Bukan Pakaian Bordir


Seorang bapak separuh baya nampak peluhnya bercucuran membasahi wajahnya di bawah terik matahari. Memang bukan pakaian bordir yang dikenakannya siang itu. Ia hanya mengenakan kaos dan celana lusuh penuh keringat. Bayangkan, ada perasaan iba ketika menyaksikan bapak yang satu ini. Mungkin kalau ada istri atau anaknya yang menyaksikannya akan menitikkan air mata. Rasa tersekat di tenggorokan akan menahan keharuan yang dilakukan bapak itu.

Tapi, pekerjaan bapak itu sungguh mulia. Bukan pakaiannya yang ia perhatikan, melainkan sama-sama punya pekerjaan, walaupun hanya mengenakan pakaian lusuh. Berbeda dengan pakaian pegawai kantoran yang seringkali mengenakan pakaian bordir maupun batik. Jadi, ada persamaan kondisi antara pakaian bordir dan bukan pakaian bordir, yaitu sama-sama kerja. Sama-sama mencari nafkah, untuk menghidupi keluarganya.

Bapak itu bekerja di lapangan sebagai petugas mengaspal jalan. Tanpa lelah dan cekatan nampak ia mahir meratakan aspal curah. Tak dirasakan aspal panas ia injak dengan sepatu bootnya, dan di atasnya sengatan terik matahari menerpa wajah dan sekujur badannya.

Oya, siang itu, ada keinginan untuk menyaksikan pekerjaan pengaspalan jalan di komplek perumahan kami. Kebetulan beberapa ruas jalan di perumahan Winayajaya belum teraspal hotmix. Keinginan melihat dari dekat pengerjaan pengaspalan setelah tetangga menshare foto-fotonya, serta foto stoomwals.

“Istirahat dulu pak, panas,” kata saya sambil memperhatikan bapak yang sedang bekerja.

“Pameng atuda (tanggung) pak, supaya cepat selesai,” bapak itu berkata melihatku sambil menyeka keringat yang mengucur di wajahnya. Nampak ia tersenyum. Dan sekejap pula ia berpaling dariku meratakan aspal kembali dengan alat perata.

Saya membayangkan istri dan anaknya tidak tahu pekerjaan suami dan ayahnya itu sungguh menguras tenaga setiap hari. Ia pun seringkali mempertaruhkan jiwanya untuk menghindari stoomwals yang menghampirinya. Tapi, dengan senang hati ia melaksanakan pekerjaannya.

Saya perhatikan kulitnya hitam kerena kepanasan. Begitupun pakaiannya seadanya, dan mungkin jarang diganti setiap hari. Mungkin itu seragam pekerja sehari-harinya.

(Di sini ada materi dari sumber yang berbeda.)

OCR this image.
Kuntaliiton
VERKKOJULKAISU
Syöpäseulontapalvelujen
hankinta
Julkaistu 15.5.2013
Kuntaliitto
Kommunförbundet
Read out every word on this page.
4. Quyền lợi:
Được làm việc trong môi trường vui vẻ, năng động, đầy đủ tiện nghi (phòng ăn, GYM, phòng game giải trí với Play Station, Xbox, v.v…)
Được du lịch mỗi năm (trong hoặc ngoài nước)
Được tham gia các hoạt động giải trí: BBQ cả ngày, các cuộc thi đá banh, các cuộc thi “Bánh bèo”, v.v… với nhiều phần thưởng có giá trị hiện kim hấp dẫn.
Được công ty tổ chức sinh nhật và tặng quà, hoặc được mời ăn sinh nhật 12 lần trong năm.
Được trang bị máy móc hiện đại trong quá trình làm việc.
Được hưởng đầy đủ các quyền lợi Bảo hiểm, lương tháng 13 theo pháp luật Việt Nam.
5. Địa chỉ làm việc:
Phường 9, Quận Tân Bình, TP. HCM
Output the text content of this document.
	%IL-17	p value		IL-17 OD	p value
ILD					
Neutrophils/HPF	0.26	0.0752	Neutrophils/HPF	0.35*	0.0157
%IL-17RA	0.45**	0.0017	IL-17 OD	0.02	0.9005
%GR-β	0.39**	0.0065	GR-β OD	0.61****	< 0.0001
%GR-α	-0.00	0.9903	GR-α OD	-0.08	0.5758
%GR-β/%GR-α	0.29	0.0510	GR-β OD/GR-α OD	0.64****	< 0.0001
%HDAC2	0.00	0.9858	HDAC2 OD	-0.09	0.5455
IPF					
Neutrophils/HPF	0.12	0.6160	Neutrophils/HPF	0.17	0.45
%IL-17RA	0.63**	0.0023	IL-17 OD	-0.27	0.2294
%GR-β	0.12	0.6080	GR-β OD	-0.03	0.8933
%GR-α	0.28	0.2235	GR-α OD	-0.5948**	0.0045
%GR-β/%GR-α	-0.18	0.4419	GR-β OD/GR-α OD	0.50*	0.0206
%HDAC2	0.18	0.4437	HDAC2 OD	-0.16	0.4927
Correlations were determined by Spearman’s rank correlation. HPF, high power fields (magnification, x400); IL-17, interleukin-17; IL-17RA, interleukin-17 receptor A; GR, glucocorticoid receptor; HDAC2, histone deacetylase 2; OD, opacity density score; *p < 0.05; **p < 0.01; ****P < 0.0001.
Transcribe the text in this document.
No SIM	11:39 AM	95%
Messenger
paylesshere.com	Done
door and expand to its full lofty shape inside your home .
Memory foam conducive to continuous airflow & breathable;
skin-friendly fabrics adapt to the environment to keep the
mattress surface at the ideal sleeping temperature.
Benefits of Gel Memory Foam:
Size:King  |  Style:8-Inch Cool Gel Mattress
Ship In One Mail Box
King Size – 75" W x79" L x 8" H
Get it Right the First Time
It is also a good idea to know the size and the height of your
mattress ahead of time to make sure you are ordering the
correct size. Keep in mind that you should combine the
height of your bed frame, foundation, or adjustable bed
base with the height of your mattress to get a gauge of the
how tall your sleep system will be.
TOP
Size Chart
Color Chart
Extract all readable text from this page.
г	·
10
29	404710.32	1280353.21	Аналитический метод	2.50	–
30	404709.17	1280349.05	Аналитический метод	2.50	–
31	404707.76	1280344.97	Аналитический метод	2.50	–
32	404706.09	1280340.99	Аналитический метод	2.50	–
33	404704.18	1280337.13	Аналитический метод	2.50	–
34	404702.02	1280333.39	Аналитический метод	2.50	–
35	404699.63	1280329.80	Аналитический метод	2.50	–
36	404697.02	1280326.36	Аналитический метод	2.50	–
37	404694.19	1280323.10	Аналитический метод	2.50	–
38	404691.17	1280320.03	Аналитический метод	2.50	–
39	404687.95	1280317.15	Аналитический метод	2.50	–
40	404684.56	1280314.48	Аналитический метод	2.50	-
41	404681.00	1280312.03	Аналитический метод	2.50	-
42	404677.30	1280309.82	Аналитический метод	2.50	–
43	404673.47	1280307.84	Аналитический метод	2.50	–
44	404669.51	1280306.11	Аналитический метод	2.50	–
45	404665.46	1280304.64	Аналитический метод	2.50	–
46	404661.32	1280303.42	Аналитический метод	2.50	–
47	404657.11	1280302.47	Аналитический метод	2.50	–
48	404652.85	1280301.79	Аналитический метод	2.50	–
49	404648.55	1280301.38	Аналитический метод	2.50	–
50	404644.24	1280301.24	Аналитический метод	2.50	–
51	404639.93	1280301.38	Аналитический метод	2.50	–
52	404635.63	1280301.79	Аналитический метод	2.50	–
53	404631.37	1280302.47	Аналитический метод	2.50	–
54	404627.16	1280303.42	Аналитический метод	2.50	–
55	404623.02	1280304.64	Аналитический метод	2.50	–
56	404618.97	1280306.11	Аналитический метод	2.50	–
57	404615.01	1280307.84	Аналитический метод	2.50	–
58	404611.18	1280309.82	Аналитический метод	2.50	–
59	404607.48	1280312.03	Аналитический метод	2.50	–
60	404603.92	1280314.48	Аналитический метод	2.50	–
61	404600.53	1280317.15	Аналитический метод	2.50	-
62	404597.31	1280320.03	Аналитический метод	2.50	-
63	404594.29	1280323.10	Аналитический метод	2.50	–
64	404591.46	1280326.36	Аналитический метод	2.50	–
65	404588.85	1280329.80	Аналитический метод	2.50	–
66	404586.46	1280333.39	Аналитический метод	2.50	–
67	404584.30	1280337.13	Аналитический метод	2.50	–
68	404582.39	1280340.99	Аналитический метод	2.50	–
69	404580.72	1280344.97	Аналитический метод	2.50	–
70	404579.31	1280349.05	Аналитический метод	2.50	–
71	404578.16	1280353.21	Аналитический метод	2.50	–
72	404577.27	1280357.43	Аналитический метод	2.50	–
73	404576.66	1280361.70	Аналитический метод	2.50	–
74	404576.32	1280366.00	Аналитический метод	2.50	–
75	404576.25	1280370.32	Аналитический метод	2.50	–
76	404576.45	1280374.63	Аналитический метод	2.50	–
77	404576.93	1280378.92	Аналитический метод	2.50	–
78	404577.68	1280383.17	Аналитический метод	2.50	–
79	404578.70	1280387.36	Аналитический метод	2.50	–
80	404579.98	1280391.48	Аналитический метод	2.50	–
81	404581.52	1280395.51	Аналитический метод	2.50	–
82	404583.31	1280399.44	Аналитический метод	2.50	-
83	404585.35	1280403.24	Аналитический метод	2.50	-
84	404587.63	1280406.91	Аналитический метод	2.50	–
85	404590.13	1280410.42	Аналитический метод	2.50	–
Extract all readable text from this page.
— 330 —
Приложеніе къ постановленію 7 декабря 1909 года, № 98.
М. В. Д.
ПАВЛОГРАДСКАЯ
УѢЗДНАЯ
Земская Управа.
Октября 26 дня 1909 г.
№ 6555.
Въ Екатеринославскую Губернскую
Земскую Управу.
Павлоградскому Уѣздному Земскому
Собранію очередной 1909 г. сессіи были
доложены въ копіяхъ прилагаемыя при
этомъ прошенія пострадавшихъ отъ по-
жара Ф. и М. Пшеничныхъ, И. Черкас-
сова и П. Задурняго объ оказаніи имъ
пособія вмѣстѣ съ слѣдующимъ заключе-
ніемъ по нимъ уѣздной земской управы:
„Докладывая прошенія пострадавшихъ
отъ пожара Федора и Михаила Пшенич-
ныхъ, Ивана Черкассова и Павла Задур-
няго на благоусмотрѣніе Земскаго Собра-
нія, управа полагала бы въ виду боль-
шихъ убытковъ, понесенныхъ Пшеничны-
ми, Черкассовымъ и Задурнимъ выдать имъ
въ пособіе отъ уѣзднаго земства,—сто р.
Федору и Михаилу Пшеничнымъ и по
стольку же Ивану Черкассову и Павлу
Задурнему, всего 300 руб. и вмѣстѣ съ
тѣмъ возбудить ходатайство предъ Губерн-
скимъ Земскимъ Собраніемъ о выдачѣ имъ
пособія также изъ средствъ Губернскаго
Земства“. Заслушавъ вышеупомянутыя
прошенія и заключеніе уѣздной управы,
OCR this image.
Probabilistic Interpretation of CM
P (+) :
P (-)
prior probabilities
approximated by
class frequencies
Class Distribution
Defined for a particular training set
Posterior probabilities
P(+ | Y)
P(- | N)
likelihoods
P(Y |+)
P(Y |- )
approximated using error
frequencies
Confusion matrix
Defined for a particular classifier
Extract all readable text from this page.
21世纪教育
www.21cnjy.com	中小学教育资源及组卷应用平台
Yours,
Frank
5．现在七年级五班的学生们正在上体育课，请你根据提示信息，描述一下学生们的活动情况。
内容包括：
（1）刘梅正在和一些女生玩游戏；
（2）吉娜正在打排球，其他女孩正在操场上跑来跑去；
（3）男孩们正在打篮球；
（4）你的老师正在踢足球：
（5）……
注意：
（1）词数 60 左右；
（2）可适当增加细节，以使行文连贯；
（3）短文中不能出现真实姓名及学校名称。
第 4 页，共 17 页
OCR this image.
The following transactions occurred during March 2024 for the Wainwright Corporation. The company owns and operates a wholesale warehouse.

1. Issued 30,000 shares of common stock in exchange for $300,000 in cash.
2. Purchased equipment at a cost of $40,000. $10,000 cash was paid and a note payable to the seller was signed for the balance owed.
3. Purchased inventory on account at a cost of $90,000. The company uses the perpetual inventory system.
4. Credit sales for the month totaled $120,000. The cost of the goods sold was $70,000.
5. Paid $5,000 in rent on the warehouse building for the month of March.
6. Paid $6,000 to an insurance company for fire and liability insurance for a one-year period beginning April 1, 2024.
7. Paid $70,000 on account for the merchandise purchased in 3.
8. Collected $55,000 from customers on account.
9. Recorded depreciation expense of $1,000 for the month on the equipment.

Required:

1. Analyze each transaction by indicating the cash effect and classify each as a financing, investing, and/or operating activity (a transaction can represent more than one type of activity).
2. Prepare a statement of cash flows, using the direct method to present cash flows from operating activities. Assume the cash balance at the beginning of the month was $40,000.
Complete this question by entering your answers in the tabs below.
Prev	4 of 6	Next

Selain dia, masih ada beberapa pemuda teman sekerjanya mengenakan pakaian serupa. Lusuh dan penuh keringat. Untuk menghindari sengatan terik matahari, sesekali mereka menutup kepalanya dengan kaos tangan panjang. Sedangkan operator stoomwals mengenakan topi.

Penghidupan bapak itu bukan duduk di belakang meja, melainkan pekerja keras mempertaruhkan kehidupannya di lapangan. Ia pun tidak mengenakan seragam rapi dan bagus, melainkan cukup kaos dan celana panjang membalut badannya.

Seandainya banyak orang yang mau bekerja keras, niscaya masih bisa menghidupi keluarganya. Masih banyak pengusaha pakaian atau busana masa kini yang bekerja keras memasarkan barangnya, supaya laku di pemasaran. Yang akhirnya akan meningkatkan omzet penjualan.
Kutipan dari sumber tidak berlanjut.